After Tennessee’s Republican-controlled legislature expelled two Black House Democrats for taking part in a gun violence protest last week, the state has drawn further protests at the capitol and national scrutiny. The incident raised concerns about the extreme measures that supermajority state legislatures can take to punish those with differing views in today’s bitter political climate.
“We have seen in other contexts in which a state governor or legislature crosses a boundary that had not been breached before that other states sometimes follow suit,” says Rick Pildes, a professor at New York University Law school.
On March 27, a shooting at a Nashville school left six dead, including three children. Protesters descended on the state capitol to call for gun reform, and Democratic state lawmakers Justin Jones and Justin Pearson lost their seats after they took the demonstration to the chamber floor, leading chants from the house floor with a bullhorn. The Republican-led Tennessee House voted last Thursday to expel Jones and Pearson.(Another Democratic lawmaker who joined them in the protest and was white, Rep. Gloria Johnson, kept her seat.) The state Republicans’ actions drew swift condemnation: experts, Democrats, and President Joe Biden criticized not only what they say is a disproportionate punishment for lawmakers expressing opposing views but also the rushed manner in which the duo was expelled.
Four days after the expulsion, Jones is back in the House. The Nashville Metropolitan Council voted unanimously to reappoint him as an interim representative Monday. A vote to reappoint Pearson to his seat will occur Wednesday, per local officials. Special elections for both seats will be held in coming months; Pearson and Jones have said they intend to run to formally win back their official positions.
Given the backlash in Tennessee, other states may hesitate take similarly extreme measures to crack down on political opponents, experts say. “At the moment, no state legislature wants to be the Tennessee legislature; they are being condemned on multiple continents… it was a terrible miscalculation,” says Ken Paulson, director of the Free Speech Center at Middle Tennessee State University.
State legislatures have several less extreme options at their disposal to punish lawmakers who break bylaws.
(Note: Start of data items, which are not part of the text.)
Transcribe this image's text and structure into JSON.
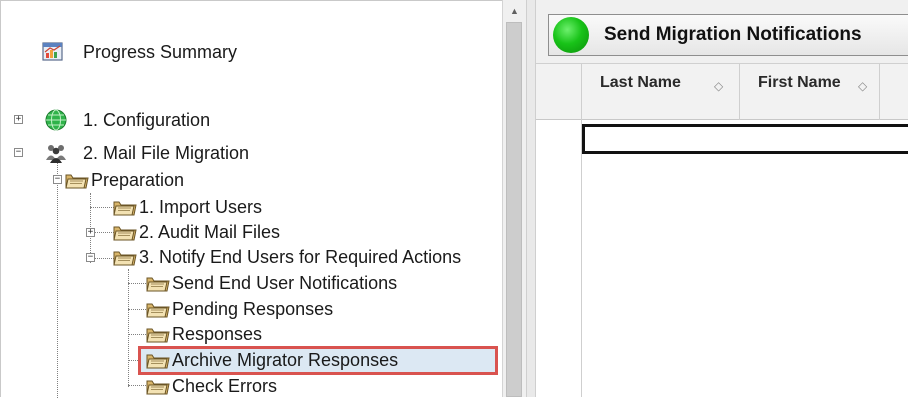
{
  "tree": {
    "progress_summary": "Progress Summary",
    "configuration": "1. Configuration",
    "mail_file_migration": "2. Mail File Migration",
    "preparation": "Preparation",
    "import_users": "1. Import Users",
    "audit_mail_files": "2. Audit Mail Files",
    "notify_end_users": "3. Notify End Users for Required Actions",
    "send_end_user_notifications": "Send End User Notifications",
    "pending_responses": "Pending Responses",
    "responses": "Responses",
    "archive_migrator_responses": "Archive Migrator Responses",
    "check_errors": "Check Errors",
    "selected_item": "Archive Migrator Responses"
  },
  "toolbar": {
    "send_button_label": "Send Migration Notifications"
  },
  "grid": {
    "columns": [
      "Last Name",
      "First Name"
    ]
  },
  "colors": {
    "selection_outline": "#d9534f",
    "selection_fill": "#dce8f3",
    "status_green": "#18c318"
  }
}
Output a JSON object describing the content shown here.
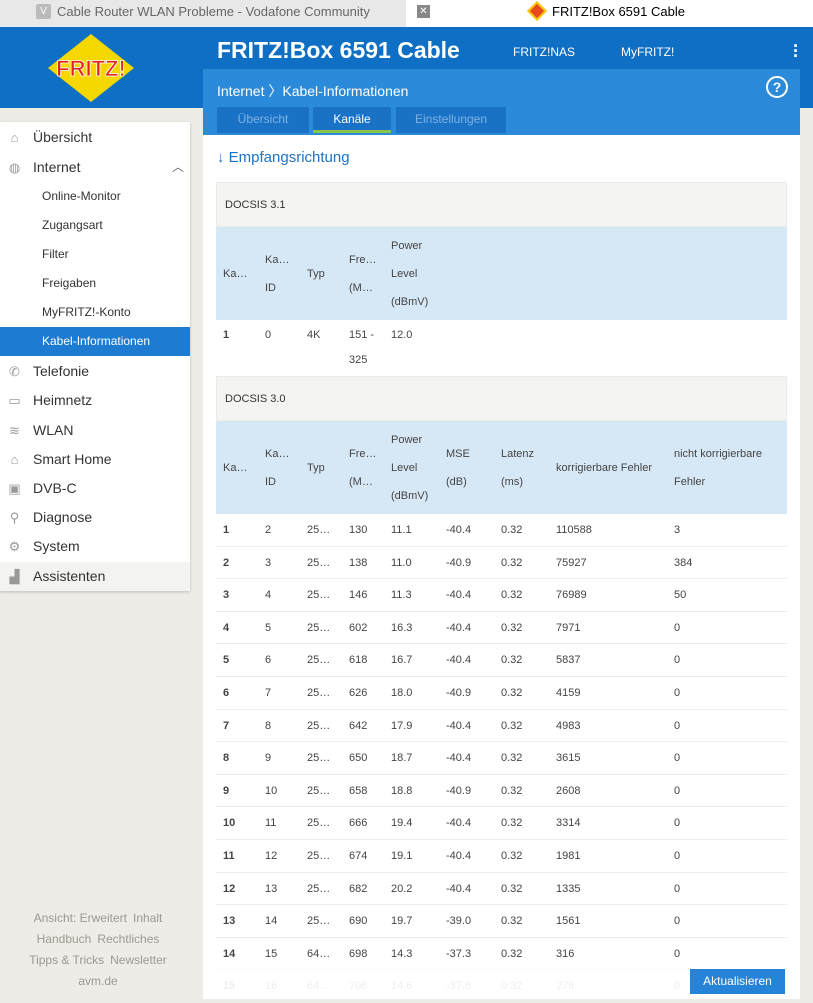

Lawmakers could be fined, formally censured, or lose committee privileges, for example. Moreover, a more serious punishment typically warrants a more drawn out process involving committee hearings, an investigation, published reports, and formal deliberation. “This, from start to finish, occurred within a week. There was really no process that the members were given; they didn’t treat this as a matter of gravity,” says Richard Briffault, a professor at Columbia Law School.
Expulsion is typically only applied for serious violations, such as a felony conviction or serious breach of ethics. In 1866, the Tennessee house expelled six lawmakers for fighting to prevent the Fourteenth Amendment from going into effect. Since then, the legislative body has only voted twice to expel lawmakers: in 1980, involving a bribery conviction, and in 2016, when the House majority whip was accused of sexual misconduct. Even nationally, cases are sparse. Those instances typically involve state lawmakers facing criminal charges or serious misconduct, such as Colorado lawmaker Steve Lebsock being expelled in 2018 following multiple allegations of sexual harassment.
While other supermajority legislatures may not go as far as expelling dissenting lawmakers, they could be inspired by ways to penalize lawmakers for their conduct if they can’t penalize them for their speech, Paulson says. This could include passing legislation targeting specific conduct that could be used against political opponents. “If [Jones and Pearson] had said the same exact thing outside on the front porch of the Capitol, they were untouchable. Because they walked into the well—and because they used a bullhorn—the legislature had a mechanism to punish them for their speech and pretend it was for their action,” Paulson says.
Still, the expulsions in Tennessee show that state legislatures are more polarized than ever—on gun control and other fraught political issues. “We are seeing norms of behavior in legislative bodies breaking down,” says Bruce Oppenheimer, a professor emeritus of political science at Vanderbilt University. Oppenheimer initially believed there would be a contagion effect from the Tennessee expulsions but has since come to believe that neither Republican nor Democratic supermajorities would want to engage in similar conduct. “They learned it’s probably a mistake to do so,” he says. “But you would never have thought it would escalate to this extent, so one wonders where it can go next.”